Skepticism is healthy, but those declaring the end of crypto have missed the point. Cryptocurrencies are relatively straightforward to create and definitively - it is not a question at this point - can be applied to solve real problems. And as long as entrepreneurs are able to identify uses for cryptocurrency tokens, tokens are likely to persist in the marketplace. Of course, not all tokens will succeed. Of the initial coin offerings that took place in 2017, over half had failed by the halfway point in 2018. But it is important to remember that in this respect the crypto space behaves like any traditional sector: forces of supply and demand determine which businesses and ideas survive and thrive, and which fail. This is an aspect of “creative destruction” and is to be expected, particularly in such a new asset class.
Good Business Fundamentals Are Still the Key
So what differentiates a token headed for success from one destined to go to zero? While luck and timing are a factor - as in all aspects of life - the key is business fundamentals. Can the team execute on its vision? Do they have a roadmap, strong advisors, and a path to revenue? Is the product solving a real problem? The answers to these questions - the underlying strength and competence of the business behind the token - are the best way to predict which crypto-assets succeed and which do not.
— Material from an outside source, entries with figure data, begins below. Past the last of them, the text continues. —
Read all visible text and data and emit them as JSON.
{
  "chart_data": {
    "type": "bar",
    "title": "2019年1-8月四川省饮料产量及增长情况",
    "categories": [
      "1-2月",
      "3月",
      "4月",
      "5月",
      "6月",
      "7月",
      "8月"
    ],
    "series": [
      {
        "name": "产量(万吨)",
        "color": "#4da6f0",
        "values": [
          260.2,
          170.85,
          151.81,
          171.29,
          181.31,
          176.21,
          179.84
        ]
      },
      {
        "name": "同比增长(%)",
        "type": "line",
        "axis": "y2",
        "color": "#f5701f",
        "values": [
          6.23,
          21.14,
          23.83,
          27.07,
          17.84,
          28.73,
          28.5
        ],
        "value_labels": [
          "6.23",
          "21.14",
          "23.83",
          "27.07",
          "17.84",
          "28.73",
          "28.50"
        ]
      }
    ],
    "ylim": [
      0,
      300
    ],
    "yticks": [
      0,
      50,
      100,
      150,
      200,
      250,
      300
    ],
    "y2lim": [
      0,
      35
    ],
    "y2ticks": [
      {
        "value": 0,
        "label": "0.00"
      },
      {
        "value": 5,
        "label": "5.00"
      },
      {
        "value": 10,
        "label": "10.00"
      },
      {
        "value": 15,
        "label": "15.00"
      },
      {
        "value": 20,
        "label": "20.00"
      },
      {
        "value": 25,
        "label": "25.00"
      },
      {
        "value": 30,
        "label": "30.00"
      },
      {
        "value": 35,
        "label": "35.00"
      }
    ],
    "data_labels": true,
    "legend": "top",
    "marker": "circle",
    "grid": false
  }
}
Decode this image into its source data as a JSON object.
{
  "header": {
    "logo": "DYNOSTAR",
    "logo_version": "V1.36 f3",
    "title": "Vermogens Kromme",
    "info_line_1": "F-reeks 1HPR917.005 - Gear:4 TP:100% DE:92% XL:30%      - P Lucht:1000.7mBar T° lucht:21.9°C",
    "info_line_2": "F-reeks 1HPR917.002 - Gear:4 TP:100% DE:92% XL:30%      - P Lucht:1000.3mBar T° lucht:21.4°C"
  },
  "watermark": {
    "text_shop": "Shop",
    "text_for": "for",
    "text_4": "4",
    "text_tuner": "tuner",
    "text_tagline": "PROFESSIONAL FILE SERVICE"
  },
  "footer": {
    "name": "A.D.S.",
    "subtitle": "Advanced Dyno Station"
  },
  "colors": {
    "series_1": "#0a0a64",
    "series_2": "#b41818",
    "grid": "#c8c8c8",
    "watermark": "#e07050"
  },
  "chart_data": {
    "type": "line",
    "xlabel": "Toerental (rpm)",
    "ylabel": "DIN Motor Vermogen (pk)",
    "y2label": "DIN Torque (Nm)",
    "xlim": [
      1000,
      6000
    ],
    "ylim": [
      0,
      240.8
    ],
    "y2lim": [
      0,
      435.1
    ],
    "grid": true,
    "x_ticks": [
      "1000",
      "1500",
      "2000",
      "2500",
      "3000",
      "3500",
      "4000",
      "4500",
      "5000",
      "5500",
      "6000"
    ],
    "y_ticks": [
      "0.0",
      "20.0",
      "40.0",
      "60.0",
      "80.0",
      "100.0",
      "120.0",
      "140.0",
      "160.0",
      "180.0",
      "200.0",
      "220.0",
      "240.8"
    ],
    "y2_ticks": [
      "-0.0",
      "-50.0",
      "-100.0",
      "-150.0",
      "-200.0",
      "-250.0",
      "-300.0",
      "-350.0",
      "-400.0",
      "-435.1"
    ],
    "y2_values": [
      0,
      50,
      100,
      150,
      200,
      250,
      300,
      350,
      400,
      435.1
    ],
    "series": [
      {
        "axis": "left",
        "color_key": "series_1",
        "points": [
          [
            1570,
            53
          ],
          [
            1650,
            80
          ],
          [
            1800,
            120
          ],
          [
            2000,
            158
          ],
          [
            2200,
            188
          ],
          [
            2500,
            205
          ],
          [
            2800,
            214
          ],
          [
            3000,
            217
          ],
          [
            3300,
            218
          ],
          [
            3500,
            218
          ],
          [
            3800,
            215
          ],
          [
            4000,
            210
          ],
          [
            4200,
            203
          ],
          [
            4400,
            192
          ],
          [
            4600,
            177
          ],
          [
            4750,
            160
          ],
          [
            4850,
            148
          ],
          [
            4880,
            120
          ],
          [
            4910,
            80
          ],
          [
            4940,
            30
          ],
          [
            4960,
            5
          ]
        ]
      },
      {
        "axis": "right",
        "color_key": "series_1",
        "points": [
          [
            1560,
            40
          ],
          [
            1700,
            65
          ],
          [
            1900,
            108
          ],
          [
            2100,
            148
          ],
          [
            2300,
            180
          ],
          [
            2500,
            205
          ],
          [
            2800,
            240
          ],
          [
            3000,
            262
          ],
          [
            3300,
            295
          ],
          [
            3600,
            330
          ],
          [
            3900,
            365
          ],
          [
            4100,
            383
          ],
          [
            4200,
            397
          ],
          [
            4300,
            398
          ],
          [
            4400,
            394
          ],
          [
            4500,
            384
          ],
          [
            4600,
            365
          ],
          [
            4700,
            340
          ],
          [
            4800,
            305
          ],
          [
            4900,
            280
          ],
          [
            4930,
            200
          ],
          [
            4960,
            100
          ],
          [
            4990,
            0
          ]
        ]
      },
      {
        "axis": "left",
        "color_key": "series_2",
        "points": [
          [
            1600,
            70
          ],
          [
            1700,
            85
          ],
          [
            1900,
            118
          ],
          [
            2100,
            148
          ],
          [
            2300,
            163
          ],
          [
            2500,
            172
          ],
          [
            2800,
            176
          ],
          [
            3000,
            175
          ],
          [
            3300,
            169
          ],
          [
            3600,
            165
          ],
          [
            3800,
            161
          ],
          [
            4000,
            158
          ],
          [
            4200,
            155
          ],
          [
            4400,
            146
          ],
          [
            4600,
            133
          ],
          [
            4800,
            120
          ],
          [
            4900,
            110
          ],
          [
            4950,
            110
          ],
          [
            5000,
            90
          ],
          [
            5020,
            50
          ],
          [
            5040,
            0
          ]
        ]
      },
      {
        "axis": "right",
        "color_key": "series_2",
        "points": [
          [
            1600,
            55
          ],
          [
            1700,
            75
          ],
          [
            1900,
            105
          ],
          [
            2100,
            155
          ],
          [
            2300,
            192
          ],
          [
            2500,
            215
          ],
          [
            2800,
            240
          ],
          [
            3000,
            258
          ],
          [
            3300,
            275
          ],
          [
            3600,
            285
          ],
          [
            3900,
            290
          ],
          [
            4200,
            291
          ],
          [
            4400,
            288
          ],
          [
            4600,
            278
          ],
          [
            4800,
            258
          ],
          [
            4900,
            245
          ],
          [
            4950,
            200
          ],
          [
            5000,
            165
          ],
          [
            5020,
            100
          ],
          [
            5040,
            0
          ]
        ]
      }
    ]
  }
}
Cryptocurrency does indeed offer the world a new form of asset class. Tokens are a unit of exchange that can bestow, through technology, all kinds of attributes - from ownership in a company, to a share of revenue and profit, to privileges and responsibilities within an ecosystem. As the space matures, these uses will multiply and become more established. Cryptocurrency has the potential to transform the way business is done. But we must always remember that just because something is a cryptocurrency does not make it valuable. To evaluate the likelihood of success, it’s still best to stick to the fundamentals.